Undifferentiated primate embryonic stem (“ES”) cells can be cultured indefinitely and yet maintain the potential to form differentiated cells of the body. See U.S. Pat. No. 5,843,780; J. Thomson, et al., 282 Science 1145–1147 (1998); and J. Thomson, et al., 38 Biology 133–165 (1998). The disclosure of these publications and of all other publications referred to herein are incorporated by reference as if fully set forth herein.
Primate ES cells thus provide an exciting new model for understanding the differentiation and function of human tissue, and offer new strategies for drug discovery and testing. They also promise new therapies based on the transplantation of ES cell-derived tissues. For example, human and rhesus monkey ES cells injected into immunocompromised mice form benign teratomas with advanced differentiated derivatives representing all three embryonic germ layers. Easily identified differentiated cells in human ES cell teratomas include smooth muscle, striated muscle, bone, cartilage, gut and respiratory epithelium, keratinizing squamous epithelium, hair, neural epithelium, and ganglia.
Human and non-human primate ES cell lines provide a particularly powerful new model for understanding normal human development and thus also for understanding abnormal human development. Because of the potential risk to the resulting child, experimental manipulation of the post-implantation human embryo is ethically unacceptable and as a result functional studies on human embryos are lacking. Consequently, what is known about human development in the early post-implantation period is based almost entirely on static histological sections of a few human embryos and on analogy to experimental embryology studies of the mouse.
However, early mouse and primate development differ significantly. For example, human and mouse embryos differ in the timing of embryonic genome expression, in the formation, structure, and function of the fetal membranes and placenta and in the formation of an embryonic disc instead of an egg cylinder.
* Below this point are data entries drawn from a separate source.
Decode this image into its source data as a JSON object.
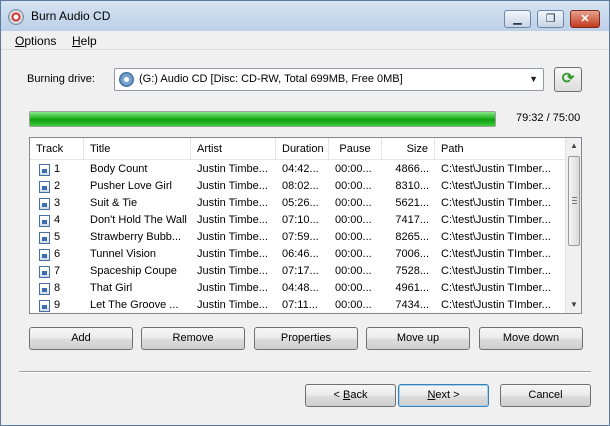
{
  "window": {
    "title": "Burn Audio CD",
    "controls": {
      "minimize": "▁",
      "maximize": "❐",
      "close": "✕"
    }
  },
  "menu": {
    "items": [
      {
        "label": "Options",
        "accel": "O",
        "rest": "ptions"
      },
      {
        "label": "Help",
        "accel": "H",
        "rest": "elp"
      }
    ]
  },
  "drive": {
    "label": "Burning drive:",
    "selected": "(G:) Audio CD [Disc: CD-RW, Total 699MB, Free 0MB]",
    "refresh_icon": "refresh-icon"
  },
  "progress": {
    "fraction": 1.0,
    "time_text": "79:32 / 75:00"
  },
  "tracklist": {
    "columns": [
      "Track",
      "Title",
      "Artist",
      "Duration",
      "Pause",
      "Size",
      "Path"
    ],
    "rows": [
      {
        "track": "1",
        "title": "Body Count",
        "artist": "Justin Timbe...",
        "duration": "04:42...",
        "pause": "00:00...",
        "size": "4866...",
        "path": "C:\\test\\Justin TImber..."
      },
      {
        "track": "2",
        "title": "Pusher Love Girl",
        "artist": "Justin Timbe...",
        "duration": "08:02...",
        "pause": "00:00...",
        "size": "8310...",
        "path": "C:\\test\\Justin TImber..."
      },
      {
        "track": "3",
        "title": "Suit & Tie",
        "artist": "Justin Timbe...",
        "duration": "05:26...",
        "pause": "00:00...",
        "size": "5621...",
        "path": "C:\\test\\Justin TImber..."
      },
      {
        "track": "4",
        "title": "Don't Hold The Wall",
        "artist": "Justin Timbe...",
        "duration": "07:10...",
        "pause": "00:00...",
        "size": "7417...",
        "path": "C:\\test\\Justin TImber..."
      },
      {
        "track": "5",
        "title": "Strawberry Bubb...",
        "artist": "Justin Timbe...",
        "duration": "07:59...",
        "pause": "00:00...",
        "size": "8265...",
        "path": "C:\\test\\Justin TImber..."
      },
      {
        "track": "6",
        "title": "Tunnel Vision",
        "artist": "Justin Timbe...",
        "duration": "06:46...",
        "pause": "00:00...",
        "size": "7006...",
        "path": "C:\\test\\Justin TImber..."
      },
      {
        "track": "7",
        "title": "Spaceship Coupe",
        "artist": "Justin Timbe...",
        "duration": "07:17...",
        "pause": "00:00...",
        "size": "7528...",
        "path": "C:\\test\\Justin TImber..."
      },
      {
        "track": "8",
        "title": "That Girl",
        "artist": "Justin Timbe...",
        "duration": "04:48...",
        "pause": "00:00...",
        "size": "4961...",
        "path": "C:\\test\\Justin TImber..."
      },
      {
        "track": "9",
        "title": "Let The Groove ...",
        "artist": "Justin Timbe...",
        "duration": "07:11...",
        "pause": "00:00...",
        "size": "7434...",
        "path": "C:\\test\\Justin TImber..."
      }
    ]
  },
  "actions": {
    "add": "Add",
    "remove": "Remove",
    "properties": "Properties",
    "move_up": "Move up",
    "move_down": "Move down"
  },
  "footer": {
    "back": {
      "label": "< Back",
      "pre": "< ",
      "accel": "B",
      "rest": "ack"
    },
    "next": {
      "label": "Next >",
      "accel": "N",
      "rest": "ext >"
    },
    "cancel": "Cancel"
  }
}
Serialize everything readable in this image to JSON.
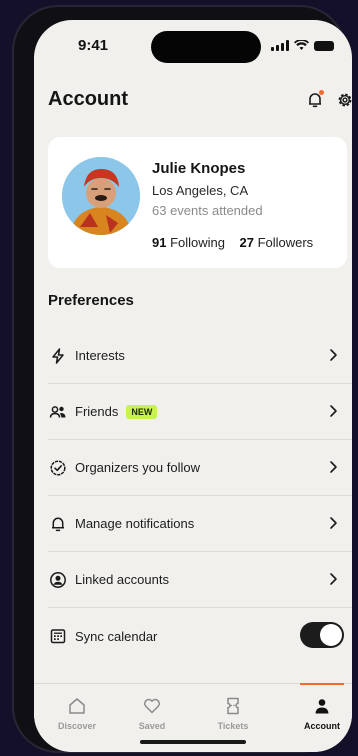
{
  "status_bar": {
    "time": "9:41"
  },
  "header": {
    "title": "Account",
    "notification_icon": "bell-icon",
    "settings_icon": "gear-icon"
  },
  "profile": {
    "name": "Julie Knopes",
    "location": "Los Angeles, CA",
    "events": "63 events attended",
    "following_count": "91",
    "following_label": "Following",
    "followers_count": "27",
    "followers_label": "Followers"
  },
  "preferences": {
    "title": "Preferences",
    "items": [
      {
        "label": "Interests",
        "icon": "lightning-icon"
      },
      {
        "label": "Friends",
        "icon": "people-icon",
        "badge": "NEW"
      },
      {
        "label": "Organizers you follow",
        "icon": "verified-badge-icon"
      },
      {
        "label": "Manage notifications",
        "icon": "bell-icon"
      },
      {
        "label": "Linked accounts",
        "icon": "user-circle-icon"
      },
      {
        "label": "Sync calendar",
        "icon": "calendar-icon",
        "toggle_on": true
      }
    ]
  },
  "tab_bar": {
    "tabs": [
      {
        "label": "Discover",
        "icon": "home-icon"
      },
      {
        "label": "Saved",
        "icon": "heart-icon"
      },
      {
        "label": "Tickets",
        "icon": "ticket-icon"
      },
      {
        "label": "Account",
        "icon": "person-icon",
        "active": true
      }
    ]
  },
  "colors": {
    "accent": "#f26a2e",
    "badge": "#c9f24f",
    "background": "#f1f0ec",
    "card": "#ffffff"
  }
}
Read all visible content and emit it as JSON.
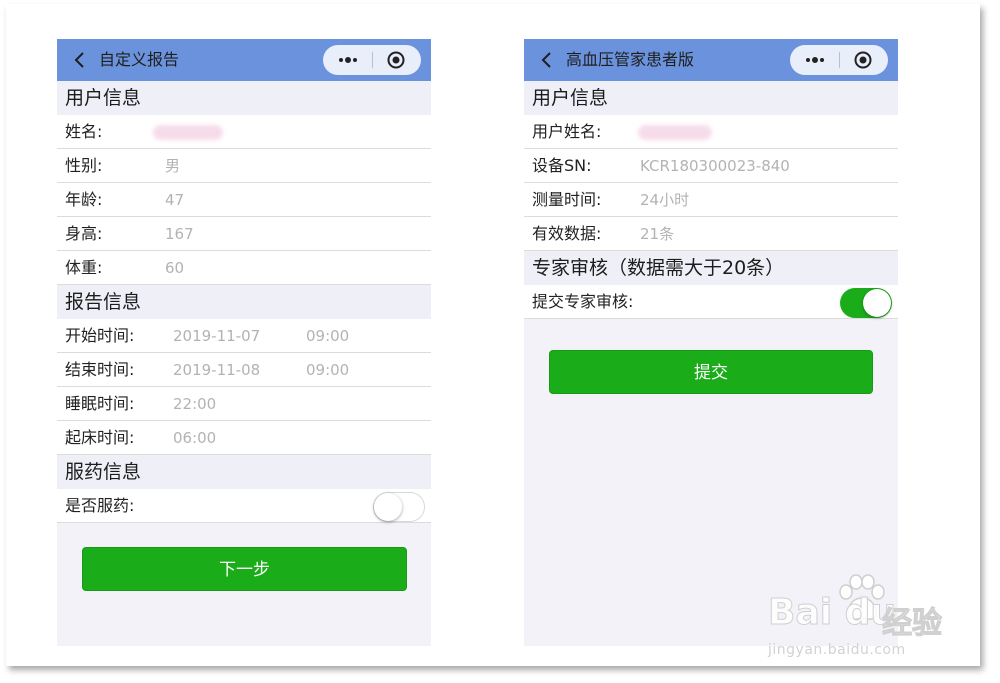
{
  "left": {
    "nav_title": "自定义报告",
    "sections": [
      {
        "title": "用户信息",
        "rows": [
          {
            "label": "姓名:",
            "value": ""
          },
          {
            "label": "性别:",
            "value": "男"
          },
          {
            "label": "年龄:",
            "value": "47"
          },
          {
            "label": "身高:",
            "value": "167"
          },
          {
            "label": "体重:",
            "value": "60"
          }
        ]
      },
      {
        "title": "报告信息",
        "rows": [
          {
            "label": "开始时间:",
            "date": "2019-11-07",
            "time": "09:00"
          },
          {
            "label": "结束时间:",
            "date": "2019-11-08",
            "time": "09:00"
          },
          {
            "label": "睡眠时间:",
            "value": "22:00"
          },
          {
            "label": "起床时间:",
            "value": "06:00"
          }
        ]
      },
      {
        "title": "服药信息",
        "rows": [
          {
            "label": "是否服药:",
            "toggle": false
          }
        ]
      }
    ],
    "button": "下一步"
  },
  "right": {
    "nav_title": "高血压管家患者版",
    "sections": [
      {
        "title": "用户信息",
        "rows": [
          {
            "label": "用户姓名:",
            "value": ""
          },
          {
            "label": "设备SN:",
            "value": "KCR180300023-840"
          },
          {
            "label": "测量时间:",
            "value": "24小时"
          },
          {
            "label": "有效数据:",
            "value": "21条"
          }
        ]
      },
      {
        "title": "专家审核（数据需大于20条）",
        "rows": [
          {
            "label": "提交专家审核:",
            "toggle": true
          }
        ]
      }
    ],
    "button": "提交"
  },
  "watermark": {
    "brand": "Bai du",
    "cn": "经验",
    "url": "jingyan.baidu.com"
  },
  "colors": {
    "navbar": "#6b93dd",
    "primary_button": "#1aad19",
    "page_bg": "#f2f2f8",
    "value_text": "#b3b3b3"
  }
}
The earliest events of human development are critically involved in human infertility, pregnancy loss, and birth defects. Primate ES cells offer a new window for understanding these early human developmental events and for understanding the pathogenesis of developmental failures.
Primate ES cells also provide a potentially unlimited source of differentiated, euploid, non-transformed cells for investigators interested in the normal function and pathology of specific differentiated primate cells. Such purified populations of specific ES cell-derived cells will also likely be useful for drug discovery, toxicity screens, and will provide a source of cells for transplantation.
For tissues such as the heart that completely lack a tissue-specific stem cell, primate ES cells will prove even more valuable. Primate ES cells also offer the promise of new transplantation therapies. When disease results from the destruction or dysfunction of a limited number of cell types, such as in Parkinson's disease (dopaminergic neurons), or juvenile onset diabetes mellitus (pancreatic β-islet cells), the replacement of those specific cell types by ES cell derivatives could offer potentially life long treatment.
To accomplish these goals, it is desirable to more efficiently differentiate ES cells to specific lineages. Considerable progress in causing non-primate ES cell differentiation to neural, hematopoietic, and cardiac tissue has been made. See e.g. T. Doetschman, et al., 87 J. Embry. And Exper. Morph. 27–45 (1985); G. Keller, 7 Current Op. In Cell Biol. 862–869 (1995); U.S. Pat. No. 5,914,268. In each of these examples, ES cells were first formed into “embryoid bodies”, three-dimensional ES cell aggregates that facilitate subsequent differentiation.
However, analogous experiments on primate ES cells demonstrated that embryoid body formation by conventional murine protocols fail. In such conventional protocols ES cells are dispersed to single cells, and either allowed to aggregate into embryoid bodies under conditions that prevent cell attachment to the substrate, or the ES cells are allowed to grow into embryoid bodies from single cells or clusters suspended in methylcellulose. We have learned that primate ES cells die rapidly when dispersed to single cells if attachment is prevented, so they do not successfully aggregate, and they therefore do not grow out from clones in methylcellulose.
It can therefore be seen that a need exists for improved methods for producing primate embryoid bodies, and differentiated cells derived therefrom.